Bupati Afni Zulkifli Tinjau Banjir Koto Gasib, Minta Penanganan Cepat dan Terpadu
Bupati Siak Afni Zulkifli meninjau banjir di Koto Gasib, minta koordinasi cepat dan penanganan terpadu agar bencana tak terulang di tiga kampung terdampak.
KOTO GASIB – TOPIKPUBLIK.COM – Bupati Siak Afni Zulkifli turun langsung meninjau banjir yang melanda tiga kampung di Kecamatan Koto Gasib, Kabupaten Siak, yakni Kampung Sengkemang, Buantan II, dan Rantau Panjang, Senin (20/10/2025). Ratusan rumah warga dan sejumlah ruas jalan utama di wilayah tersebut tergenang air setinggi lutut orang dewasa akibat hujan deras yang mengguyur sejak malam sebelumnya.

Kehadiran Bupati Afni disambut hangat oleh warga yang tengah berjibaku menghadapi genangan air. Didampingi sejumlah pimpinan Organisasi Perangkat Daerah (OPD), Afni menyusuri satu per satu titik banjir di tiga kampung tersebut. Sesekali, ia berhenti untuk menyapa, berbincang, dan menyalami warga yang berdiri di pinggir jalan sambil memantau situasi.
Menurut penjelasan Bupati Afni, banjir di kawasan Koto Gasib disebabkan oleh curah hujan tinggi yang bersamaan dengan meluapnya air dari anak sungai di wilayah hulu. Kondisi tersebut diperparah oleh perubahan fungsi Daerah Aliran Sungai (DAS) yang kini banyak dijadikan lahan perkebunan.
“DAS itu tidak boleh beralih fungsi. Tapi kenyataannya, tadi saya lihat sendiri di sepanjang DAS banyak yang sudah berkebun di pinggir kanal. Jadi, ketika air dari atas turun deras, sedangkan di bawah tidak siap menampungnya, terjadilah banjir seperti ini,” ujar Bupati Afni di lokasi peninjauan.
Ia juga menyoroti lemahnya mitigasi bencana banjir yang dinilai terlambat dilakukan. Afni mengakui, pihaknya tak menyangka debit air yang tinggi datang bersamaan dengan air pasang, sehingga mengakibatkan banjir besar secara tiba-tiba.
“Kita harus jujur bahwa mitigasi kita terlambat. Kita tidak menyangka debit air datang bersamaan dengan air pasang yang cukup luar biasa,” jelasnya.
Melalui pantauan udara menggunakan drone, Afni melihat bahwa sepanjang aliran DAS kini banyak ditanami tanaman yang tidak sesuai peruntukan.
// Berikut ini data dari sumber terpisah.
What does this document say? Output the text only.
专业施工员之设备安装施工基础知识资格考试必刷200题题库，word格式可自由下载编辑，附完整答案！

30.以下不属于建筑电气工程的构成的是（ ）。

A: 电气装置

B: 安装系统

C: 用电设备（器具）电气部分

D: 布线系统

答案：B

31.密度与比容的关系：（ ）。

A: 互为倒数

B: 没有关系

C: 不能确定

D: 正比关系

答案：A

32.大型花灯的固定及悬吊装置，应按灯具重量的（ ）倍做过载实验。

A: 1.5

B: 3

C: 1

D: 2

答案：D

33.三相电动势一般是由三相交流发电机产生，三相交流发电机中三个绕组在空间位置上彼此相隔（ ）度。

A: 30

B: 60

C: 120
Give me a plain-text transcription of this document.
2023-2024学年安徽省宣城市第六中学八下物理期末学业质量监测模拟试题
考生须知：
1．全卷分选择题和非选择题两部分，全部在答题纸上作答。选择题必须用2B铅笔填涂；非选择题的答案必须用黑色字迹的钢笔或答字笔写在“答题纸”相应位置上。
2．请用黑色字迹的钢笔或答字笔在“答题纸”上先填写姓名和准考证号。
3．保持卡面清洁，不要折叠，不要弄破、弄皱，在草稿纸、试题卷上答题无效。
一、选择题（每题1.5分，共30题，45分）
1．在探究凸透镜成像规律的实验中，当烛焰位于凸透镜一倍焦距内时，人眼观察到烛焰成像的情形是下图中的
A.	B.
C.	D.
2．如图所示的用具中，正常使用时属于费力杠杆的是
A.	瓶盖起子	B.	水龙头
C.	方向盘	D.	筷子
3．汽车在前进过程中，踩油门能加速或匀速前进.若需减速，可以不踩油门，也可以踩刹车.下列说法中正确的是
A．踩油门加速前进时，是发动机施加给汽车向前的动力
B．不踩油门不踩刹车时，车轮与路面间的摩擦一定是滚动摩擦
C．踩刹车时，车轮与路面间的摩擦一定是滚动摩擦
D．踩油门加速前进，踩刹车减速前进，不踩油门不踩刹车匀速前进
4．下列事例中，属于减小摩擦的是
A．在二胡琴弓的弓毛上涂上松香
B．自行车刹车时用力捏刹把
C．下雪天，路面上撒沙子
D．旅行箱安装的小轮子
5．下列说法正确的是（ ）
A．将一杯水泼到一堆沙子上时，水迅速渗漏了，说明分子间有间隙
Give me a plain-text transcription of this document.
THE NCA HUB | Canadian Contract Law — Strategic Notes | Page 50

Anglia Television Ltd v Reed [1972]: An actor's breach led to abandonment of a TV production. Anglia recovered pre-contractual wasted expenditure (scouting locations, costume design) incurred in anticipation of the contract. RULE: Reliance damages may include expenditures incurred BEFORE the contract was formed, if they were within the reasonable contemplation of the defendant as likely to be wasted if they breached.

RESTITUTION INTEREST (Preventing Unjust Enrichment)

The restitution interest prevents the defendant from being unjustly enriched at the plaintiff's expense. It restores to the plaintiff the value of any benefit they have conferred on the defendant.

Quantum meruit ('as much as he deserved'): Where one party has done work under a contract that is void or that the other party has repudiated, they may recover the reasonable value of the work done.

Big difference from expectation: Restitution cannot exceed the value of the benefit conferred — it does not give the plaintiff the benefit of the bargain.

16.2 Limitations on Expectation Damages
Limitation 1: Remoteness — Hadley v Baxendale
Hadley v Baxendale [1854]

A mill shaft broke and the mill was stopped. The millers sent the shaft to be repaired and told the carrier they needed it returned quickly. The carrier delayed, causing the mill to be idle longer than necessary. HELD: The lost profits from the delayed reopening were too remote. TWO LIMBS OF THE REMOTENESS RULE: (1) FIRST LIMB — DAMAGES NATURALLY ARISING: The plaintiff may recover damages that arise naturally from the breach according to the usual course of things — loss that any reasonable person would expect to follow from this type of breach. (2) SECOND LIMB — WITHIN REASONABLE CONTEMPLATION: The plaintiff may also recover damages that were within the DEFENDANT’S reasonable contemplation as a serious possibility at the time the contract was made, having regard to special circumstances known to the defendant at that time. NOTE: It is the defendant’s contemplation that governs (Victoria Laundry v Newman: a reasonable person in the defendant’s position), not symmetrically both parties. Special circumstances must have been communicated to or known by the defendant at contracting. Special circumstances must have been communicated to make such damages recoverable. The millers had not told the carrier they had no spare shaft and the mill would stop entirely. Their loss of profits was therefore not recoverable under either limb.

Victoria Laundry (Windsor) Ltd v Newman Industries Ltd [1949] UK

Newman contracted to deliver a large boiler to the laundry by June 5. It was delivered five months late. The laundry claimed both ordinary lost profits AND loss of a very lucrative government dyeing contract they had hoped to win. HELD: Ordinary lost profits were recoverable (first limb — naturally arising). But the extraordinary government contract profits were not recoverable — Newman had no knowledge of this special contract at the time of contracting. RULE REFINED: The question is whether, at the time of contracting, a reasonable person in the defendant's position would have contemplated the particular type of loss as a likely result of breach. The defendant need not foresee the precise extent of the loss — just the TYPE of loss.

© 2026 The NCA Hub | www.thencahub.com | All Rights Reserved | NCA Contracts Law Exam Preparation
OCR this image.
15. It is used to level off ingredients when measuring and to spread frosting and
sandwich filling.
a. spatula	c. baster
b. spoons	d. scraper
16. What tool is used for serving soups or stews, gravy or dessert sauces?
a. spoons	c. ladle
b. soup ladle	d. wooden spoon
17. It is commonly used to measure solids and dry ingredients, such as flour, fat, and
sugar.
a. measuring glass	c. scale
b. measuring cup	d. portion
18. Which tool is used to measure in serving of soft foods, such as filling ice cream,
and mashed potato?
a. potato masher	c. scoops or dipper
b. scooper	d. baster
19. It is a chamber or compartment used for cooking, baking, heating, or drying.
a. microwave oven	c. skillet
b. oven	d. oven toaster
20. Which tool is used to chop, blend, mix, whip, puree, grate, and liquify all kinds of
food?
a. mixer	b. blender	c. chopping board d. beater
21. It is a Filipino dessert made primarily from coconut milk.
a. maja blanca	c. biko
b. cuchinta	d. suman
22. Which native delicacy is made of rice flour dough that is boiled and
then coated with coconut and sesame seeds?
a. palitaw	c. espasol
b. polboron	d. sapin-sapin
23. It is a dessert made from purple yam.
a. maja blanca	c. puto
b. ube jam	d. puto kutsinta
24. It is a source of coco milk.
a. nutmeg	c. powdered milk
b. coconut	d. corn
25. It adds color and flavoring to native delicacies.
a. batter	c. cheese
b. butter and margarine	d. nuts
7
Pendangkalan aliran air dan sistem buka-tutup kanal milik perusahaan turut memperparah genangan.
“Tadi kami lihat lewat drone, banyak sekali tanaman yang tidak semestinya tumbuh di pinggiran DAS. Saat perusahaan membuka skat kanalnya, air langsung meluap dan menyebabkan banjir mendadak,” ungkapnya.
Untuk mencegah bencana serupa terulang, Bupati Afni meminta semua pihak — mulai dari pemerintah daerah, camat, pemerintah kampung, perusahaan, hingga masyarakat — agar memperkuat koordinasi dan kolaborasi.
“Menangani banjir tidak bisa sendiri-sendiri. Perlu kerja sama lintas sektor karena sistem buka tutup air juga melibatkan perusahaan. Jadi, upaya pencegahan banjir sebaiknya dilakukan pada musim kemarau, bukan saat air sudah tinggi,” tegasnya.
Selain itu, Bupati Afni memerintahkan BPBD, Dinas Sosial, Satpol PP, TNI, dan Polri untuk bergerak cepat membantu warga terdampak. Ia juga menginstruksikan agar Camat Koto Gasib mengevakuasi warga ke tempat yang aman.
“Untuk langkah cepat, saya minta masyarakat yang rumahnya terendam segera dievakuasi sementara. Kita khawatir malam nanti turun hujan lagi dan air semakin tinggi,” kata Afni.
Afni juga meminta tim media untuk terus memantau perkembangan di lapangan dan memastikan aparat keamanan menjaga rumah warga yang ditinggalkan mengungsi.
“Saya minta Satpol PP berjaga di rumah-rumah warga yang mengungsi. Tim teknis harus bekerja cepat menangani dampak banjir,” pungkasnya.
Berdasarkan data awal, sebanyak 213 kepala keluarga (KK) dari tiga kampung terdampak banjir di Kecamatan Koto Gasib. Pemerintah Kabupaten Siak saat ini tengah memetakan dampak dan kebutuhan mendesak warga untuk memastikan penanganan bencana berjalan cepat, tepat, dan berkelanjutan.